Don’t let pollen and mold keep you from training this spring.
At last—the warm days of spring! Time to put the bike trainer back in the attic, hit the open trails, and…sneeze.
For those with seasonal allergies, early-season training can be a challenge. Seasonal triggers like mold and pollen can create a host of symptoms: inflammation in the airways, runny nose, itchy throat, coughing and shortness of breath. Exercise adds to the stress placed on the airways, says Dr. Mark Millard, a pulmonologist at Baylor University Medical Center at Dallas and the Medical Director of the Martha Foster Lung Care Center.
“If your airways are already inflamed [from allergy triggers], you can imagine how exercise during your peak allergy season can really bring some athletes to a screeching halt.”
For most, allergy symptoms can be minimized with simple precautions. Don’t let the sniffles derail your training—get a jump-start on seasonal allergies with these simple tips:
Know Your Triggers
If you notice symptoms of allergies every year, visit an allergist. This doctor, who has specialized training in the diagnosis and treatment of allergies, can perform specialized testing to help you identify just what you’re allergic to. This, in turn, can ensure you’re getting the right treatment.
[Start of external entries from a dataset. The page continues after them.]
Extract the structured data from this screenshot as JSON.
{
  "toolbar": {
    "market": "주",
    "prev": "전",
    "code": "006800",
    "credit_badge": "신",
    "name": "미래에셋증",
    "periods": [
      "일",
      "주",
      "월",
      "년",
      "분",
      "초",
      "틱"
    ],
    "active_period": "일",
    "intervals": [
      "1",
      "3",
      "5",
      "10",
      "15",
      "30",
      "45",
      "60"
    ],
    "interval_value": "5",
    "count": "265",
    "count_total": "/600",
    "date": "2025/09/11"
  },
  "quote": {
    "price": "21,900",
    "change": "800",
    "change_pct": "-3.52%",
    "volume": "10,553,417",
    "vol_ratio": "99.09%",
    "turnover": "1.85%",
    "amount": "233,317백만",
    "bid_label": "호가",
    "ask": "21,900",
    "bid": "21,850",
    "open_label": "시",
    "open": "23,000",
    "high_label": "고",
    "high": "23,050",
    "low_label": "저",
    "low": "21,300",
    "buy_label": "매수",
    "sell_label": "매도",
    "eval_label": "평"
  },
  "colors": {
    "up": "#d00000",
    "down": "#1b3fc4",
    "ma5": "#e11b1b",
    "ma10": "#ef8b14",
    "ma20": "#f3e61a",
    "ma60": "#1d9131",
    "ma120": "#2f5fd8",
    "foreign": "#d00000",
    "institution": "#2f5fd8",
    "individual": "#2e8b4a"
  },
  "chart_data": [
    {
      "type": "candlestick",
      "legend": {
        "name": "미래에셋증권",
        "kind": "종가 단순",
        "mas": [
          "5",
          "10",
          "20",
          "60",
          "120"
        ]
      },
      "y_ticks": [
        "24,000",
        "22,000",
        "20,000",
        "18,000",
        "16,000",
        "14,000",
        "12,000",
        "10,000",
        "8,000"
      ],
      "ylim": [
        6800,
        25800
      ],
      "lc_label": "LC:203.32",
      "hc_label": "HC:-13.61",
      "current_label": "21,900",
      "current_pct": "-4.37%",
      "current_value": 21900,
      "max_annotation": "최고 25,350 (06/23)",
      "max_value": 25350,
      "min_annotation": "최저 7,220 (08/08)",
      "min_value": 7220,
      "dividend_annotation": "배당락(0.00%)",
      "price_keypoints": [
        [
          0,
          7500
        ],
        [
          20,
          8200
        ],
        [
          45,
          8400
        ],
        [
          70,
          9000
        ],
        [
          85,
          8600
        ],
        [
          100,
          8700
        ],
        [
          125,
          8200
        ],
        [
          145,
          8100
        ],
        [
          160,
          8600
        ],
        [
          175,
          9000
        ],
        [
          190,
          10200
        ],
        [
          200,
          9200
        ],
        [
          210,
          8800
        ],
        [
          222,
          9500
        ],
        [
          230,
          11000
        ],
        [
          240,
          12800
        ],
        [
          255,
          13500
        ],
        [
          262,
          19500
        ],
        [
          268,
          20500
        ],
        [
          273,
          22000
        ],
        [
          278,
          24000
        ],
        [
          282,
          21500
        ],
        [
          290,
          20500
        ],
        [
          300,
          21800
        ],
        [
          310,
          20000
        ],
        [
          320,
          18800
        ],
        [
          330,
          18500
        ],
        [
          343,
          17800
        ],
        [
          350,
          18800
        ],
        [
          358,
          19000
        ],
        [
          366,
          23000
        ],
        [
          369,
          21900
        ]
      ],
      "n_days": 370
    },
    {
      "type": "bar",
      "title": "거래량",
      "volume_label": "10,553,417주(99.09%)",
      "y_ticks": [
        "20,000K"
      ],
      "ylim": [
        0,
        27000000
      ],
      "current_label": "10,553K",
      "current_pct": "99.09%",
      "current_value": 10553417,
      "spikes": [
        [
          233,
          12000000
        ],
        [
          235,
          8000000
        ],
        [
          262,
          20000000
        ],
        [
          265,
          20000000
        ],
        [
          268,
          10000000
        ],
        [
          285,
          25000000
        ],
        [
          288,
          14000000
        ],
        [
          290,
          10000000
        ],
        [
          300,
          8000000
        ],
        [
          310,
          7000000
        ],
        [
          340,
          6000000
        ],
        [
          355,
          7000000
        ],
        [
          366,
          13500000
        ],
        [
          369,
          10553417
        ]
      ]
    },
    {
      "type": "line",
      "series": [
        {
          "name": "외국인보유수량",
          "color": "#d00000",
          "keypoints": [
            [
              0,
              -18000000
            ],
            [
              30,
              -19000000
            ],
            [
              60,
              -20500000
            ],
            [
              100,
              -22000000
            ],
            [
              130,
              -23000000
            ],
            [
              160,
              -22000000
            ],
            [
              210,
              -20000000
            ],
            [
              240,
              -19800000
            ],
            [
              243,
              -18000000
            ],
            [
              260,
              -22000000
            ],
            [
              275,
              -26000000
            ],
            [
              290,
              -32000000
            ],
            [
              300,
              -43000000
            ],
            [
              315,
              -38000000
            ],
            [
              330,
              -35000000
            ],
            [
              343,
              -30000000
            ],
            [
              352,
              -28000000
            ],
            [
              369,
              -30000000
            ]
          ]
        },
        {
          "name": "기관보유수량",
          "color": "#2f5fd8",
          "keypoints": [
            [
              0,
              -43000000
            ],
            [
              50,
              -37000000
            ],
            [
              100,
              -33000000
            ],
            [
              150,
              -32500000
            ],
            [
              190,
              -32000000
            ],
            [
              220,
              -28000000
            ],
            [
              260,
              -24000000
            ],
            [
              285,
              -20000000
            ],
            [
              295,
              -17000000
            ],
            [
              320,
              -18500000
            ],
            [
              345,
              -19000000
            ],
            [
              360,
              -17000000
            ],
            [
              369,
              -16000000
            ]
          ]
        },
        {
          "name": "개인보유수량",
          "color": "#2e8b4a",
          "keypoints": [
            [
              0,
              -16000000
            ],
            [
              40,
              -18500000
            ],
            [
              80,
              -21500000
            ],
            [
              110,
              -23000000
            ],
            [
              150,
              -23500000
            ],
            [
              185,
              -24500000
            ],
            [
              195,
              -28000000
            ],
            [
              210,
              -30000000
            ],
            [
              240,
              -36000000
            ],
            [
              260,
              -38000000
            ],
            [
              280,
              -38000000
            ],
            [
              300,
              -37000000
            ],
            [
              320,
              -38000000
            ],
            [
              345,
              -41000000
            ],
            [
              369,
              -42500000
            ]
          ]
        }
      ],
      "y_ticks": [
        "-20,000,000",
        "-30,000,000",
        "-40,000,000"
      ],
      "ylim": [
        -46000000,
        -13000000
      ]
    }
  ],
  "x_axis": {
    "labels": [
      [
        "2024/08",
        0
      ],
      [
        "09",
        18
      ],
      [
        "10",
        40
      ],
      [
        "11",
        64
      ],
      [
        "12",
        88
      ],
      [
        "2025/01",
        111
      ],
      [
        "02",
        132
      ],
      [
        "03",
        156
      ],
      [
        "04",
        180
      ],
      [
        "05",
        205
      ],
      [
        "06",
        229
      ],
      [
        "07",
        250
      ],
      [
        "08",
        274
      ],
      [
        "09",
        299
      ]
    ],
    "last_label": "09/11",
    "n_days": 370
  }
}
“Skin or blood tests for allergies can help pinpoint the seasons where medication may be needed, or if allergies are present at all,” says Millard, who warns that not all allergy symptoms are caused by the seasonal triggers many assume. “Many of the allergens that increase airway inflammation leading to exercise-triggering are actually indoors: cats, dogs, dust mites and mold can really set the stage for a bad attack outdoors, because of the inflammation set up by daily exposure to these allergens.”